As provocative as the story of the lottery may be, another cryptic note in the Mauldin Archives of Lake County History makes more sense:  “A very rich man by the name of Diamond bought the ranch and settled the McGreer family on it. The family always spoke of Mr. Diamond as if he were a relative.”

Nonetheless, in another entry, Henry Mauldin notes that McGreer won the farm on a $10 lottery ticket.
Picture
Susan McGreer
Local newspapers in the early 1870s carried advertisements for a regular U. S. Mail Line operated by Charles McGreer, the third son in the family. but the decade held rough spots for the McGreers. Their youngest son, Hugh, died at the Stone House in 1875 at the age of 16. The cause of death is not given, but epidemics of influenza, diphtheria and smallpox were widespread at that time. Then in 1878, their second daughter, Nancy, had six children by 1871 when her marriage came apart. She remarried in 1873, to Thomas Kearney Dye, and had three more children, the last less than six months old when that marriage was upended.

Tom Dye’s name lives on in now-quiet infamy.  Just north of Robert Louis Stevenson Park rises Tom Dye Rock, a hazard well-known to the climbers who frequent the area and are cautioned to try other rockfaces instead. On the afternoon of October 1, 1878, Thomas Dye killed Charles Bates, a stranger who’d had an altercation with Dye at a local livery. They met  at Lake County House, where Dye drew his pistol and shot Bates.
Tom Dye escaped from jail and hid out in a cave on the peak that bears his name for almost two weeks before surrendering. Rumors said that his family supplied food to him. He was sentenced to state prison for 15 years for the murder.

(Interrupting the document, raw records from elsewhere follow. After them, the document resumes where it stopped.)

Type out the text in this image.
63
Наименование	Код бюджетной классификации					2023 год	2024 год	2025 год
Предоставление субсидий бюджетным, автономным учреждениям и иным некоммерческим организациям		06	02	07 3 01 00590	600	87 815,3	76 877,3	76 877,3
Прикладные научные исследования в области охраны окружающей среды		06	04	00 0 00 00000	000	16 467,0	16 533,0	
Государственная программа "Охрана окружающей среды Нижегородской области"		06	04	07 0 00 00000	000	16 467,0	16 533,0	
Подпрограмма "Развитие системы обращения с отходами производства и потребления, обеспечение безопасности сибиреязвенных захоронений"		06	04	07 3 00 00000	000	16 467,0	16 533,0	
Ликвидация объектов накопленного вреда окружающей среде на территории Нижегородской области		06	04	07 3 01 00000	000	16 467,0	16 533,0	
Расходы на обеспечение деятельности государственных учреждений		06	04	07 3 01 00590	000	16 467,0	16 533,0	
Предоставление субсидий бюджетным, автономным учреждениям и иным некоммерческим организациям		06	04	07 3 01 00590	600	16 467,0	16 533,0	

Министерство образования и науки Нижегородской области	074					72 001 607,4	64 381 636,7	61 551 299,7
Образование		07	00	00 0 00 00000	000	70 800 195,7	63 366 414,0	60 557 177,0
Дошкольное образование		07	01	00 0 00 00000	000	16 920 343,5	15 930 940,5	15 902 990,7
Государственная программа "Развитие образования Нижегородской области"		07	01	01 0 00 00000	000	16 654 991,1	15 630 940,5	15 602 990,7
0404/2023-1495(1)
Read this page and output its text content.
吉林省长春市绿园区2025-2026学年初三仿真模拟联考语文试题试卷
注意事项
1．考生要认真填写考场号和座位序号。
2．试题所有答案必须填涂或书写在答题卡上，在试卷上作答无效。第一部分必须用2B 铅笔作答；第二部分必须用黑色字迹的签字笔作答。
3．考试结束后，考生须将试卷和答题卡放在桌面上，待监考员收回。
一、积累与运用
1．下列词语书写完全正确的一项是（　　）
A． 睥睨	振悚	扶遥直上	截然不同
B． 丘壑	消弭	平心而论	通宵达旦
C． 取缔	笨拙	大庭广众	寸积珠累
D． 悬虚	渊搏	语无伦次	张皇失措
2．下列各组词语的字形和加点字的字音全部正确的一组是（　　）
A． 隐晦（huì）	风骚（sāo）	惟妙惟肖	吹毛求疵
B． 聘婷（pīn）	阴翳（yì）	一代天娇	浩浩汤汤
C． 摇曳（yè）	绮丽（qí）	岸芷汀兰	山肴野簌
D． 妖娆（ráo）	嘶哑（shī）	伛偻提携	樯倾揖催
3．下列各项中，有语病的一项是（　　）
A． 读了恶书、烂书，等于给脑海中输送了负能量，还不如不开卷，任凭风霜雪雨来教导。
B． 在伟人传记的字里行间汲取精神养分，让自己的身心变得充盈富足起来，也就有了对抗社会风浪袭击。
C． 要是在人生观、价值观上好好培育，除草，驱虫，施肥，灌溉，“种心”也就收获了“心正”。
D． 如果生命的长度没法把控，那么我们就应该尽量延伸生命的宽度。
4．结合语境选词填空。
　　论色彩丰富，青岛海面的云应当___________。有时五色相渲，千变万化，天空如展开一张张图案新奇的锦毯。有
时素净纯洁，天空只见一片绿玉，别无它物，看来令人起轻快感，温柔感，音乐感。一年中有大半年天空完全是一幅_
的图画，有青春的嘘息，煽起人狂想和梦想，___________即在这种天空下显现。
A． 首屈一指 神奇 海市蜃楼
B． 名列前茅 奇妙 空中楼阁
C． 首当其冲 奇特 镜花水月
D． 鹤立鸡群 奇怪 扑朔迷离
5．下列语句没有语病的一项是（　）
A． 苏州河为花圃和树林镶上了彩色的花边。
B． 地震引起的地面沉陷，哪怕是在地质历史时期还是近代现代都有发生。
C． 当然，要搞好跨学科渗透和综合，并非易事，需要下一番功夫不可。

By June of 1880 the U.S. census for “the village of Middletown” saw John McGreer, age 71 and now divorced, living with his daughter Kate, listed as 25 although her birth data elsewhere would make her 32.  Susan McGreer was living in Coyote Valley, presumably in the Stone House, with her son Charles, now 34 years old, his wife Ella, 29, and their 1-year-old son Charles Jr., as well as Susan’s older son John, now 35. It shows Nancy McGreer Dye living in Middletown with her children Hugh and Susan Davey, 19 and 12, and Thomas, Nanny and May Dye, 6, 4 and 2. She was listed as a laundry woman.

A friendship developed between John McGreer and the owner of the Lake County House hotel, Charles Marsh Young. In 1885 Young told editors of the 1881 History of Lake and Mendocino Counties that he had traded the hotel for the Stone House property. A much later report, in 1955, said Young bought the property for $2400. Whichever, for the next five decades the Stone House would be known as “the Young place.”